From Models to Agents — Where We're Going

The history we've traced — rules → learning → deep learning → foundation models — has one more step that's unfolding right now: agents.

A foundation model (like Claude or GPT) is a brain. It can think about problems. But it can't do anything — it can't browse the web, run code, query a database, or send an email. It's a brilliant mind trapped in a room with no doors.

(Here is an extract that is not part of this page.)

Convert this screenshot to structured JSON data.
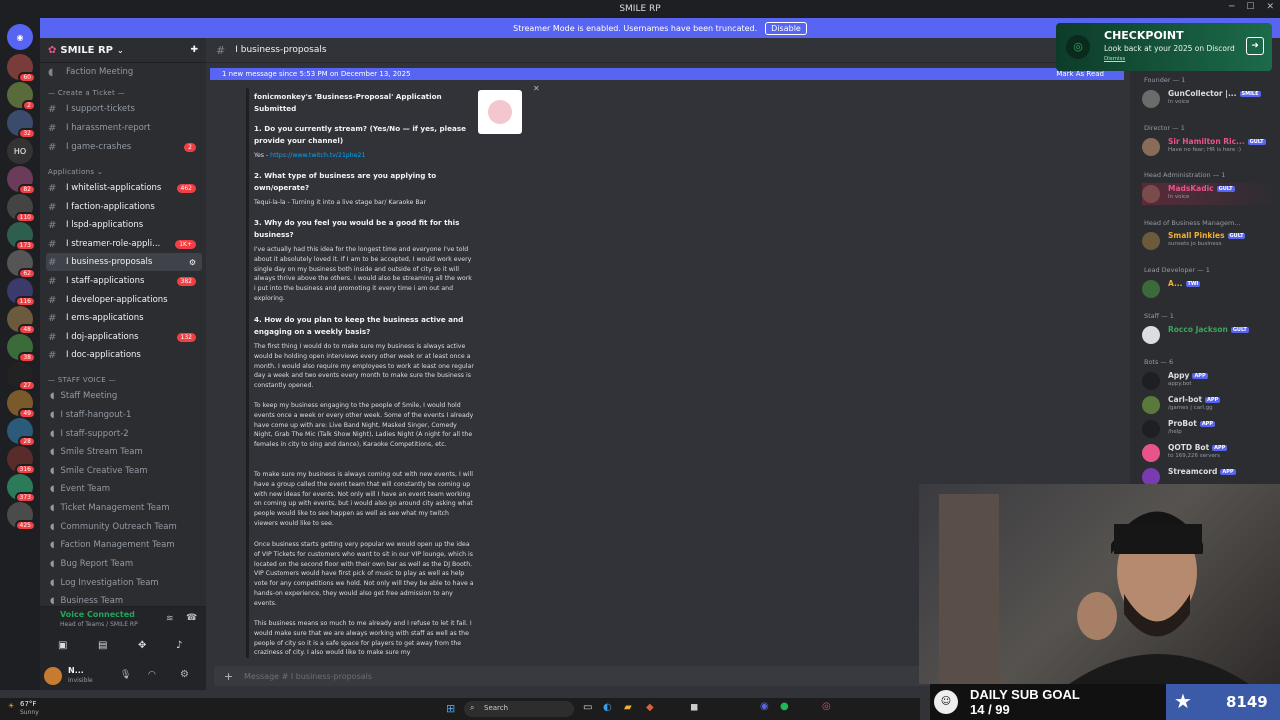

Agents add tools, memory, and autonomy. An agent can:

  • Read files on your computer
  • Run code and see the results
  • Search the internet for information
  • Make API calls to external services
  • Remember what happened in previous conversations
  • Chain together multiple steps to achieve a complex goal

Claude Code is an agent. It reads your codebase, writes code, runs commands, tests results, and iterates — all guided by your instructions but executing autonomously. This is the paradigm Karpathy calls "agentic engineering," and it's the subject of Chapter 15.

But first, we need to understand the engine that makes all of this possible: the transformer architecture and the large language models built on it.

Try It Yourself

This is a conceptual exercise, no coding required:

  1. Open ChatGPT, Claude, or any AI assistant.
  2. Ask it: "Explain how you were trained, as if I'm a smart 15-year-old."
  3. Compare its explanation to what you read in this chapter. What did it get right? What did it oversimplify?
  4. Now ask: "What are you not good at?" A well-tuned model will give you an honest answer. Notice how its self-assessment matches the limitations we described.
  5. Finally, ask it to solve a riddle that requires common sense: "A man pushes his car to a hotel and realizes he's bankrupt. Why?" (Answer: he's playing Monopoly.) Did the AI get it? This tests reasoning beyond pattern matching.

Chapter endnotes

[1] Andrej Karpathy's "Intro to Large Language Models" lecture (November 2023) provides an accessible 1-hour overview of the entire field. His "Let's Build GPT from Scratch" video walks through building a transformer from first principles in Python. Both are freely available and are among the best educational resources in the field.

[2] Michael Nielsen's "Neural Networks and Deep Learning" is a free online textbook that provides mathematical intuition for neural networks without drowning in equations. For visual learners, 3Blue1Brown's (Grant Sanderson) YouTube series on neural networks is the gold standard — beautiful animations that make gradient descent and backpropagation intuitive.

[3] The "pre-training → fine-tuning → RLHF" pipeline was popularized by OpenAI's InstructGPT paper (2022) and refined by Anthropic's Constitutional AI paper (2022). For a production-oriented treatment, see Chip Huyen's "AI Engineering" (O'Reilly, 2025), Chapters 3-5.

[4] The AlexNet breakthrough at ImageNet 2012 is widely considered the moment deep learning became the dominant paradigm. Ilya Sutskever, one of AlexNet's creators, went on to co-found OpenAI. Geoffrey Hinton, the other, won the Nobel Prize in Physics in 2024 for foundational work on neural networks — the first time the Nobel committee recognized AI research.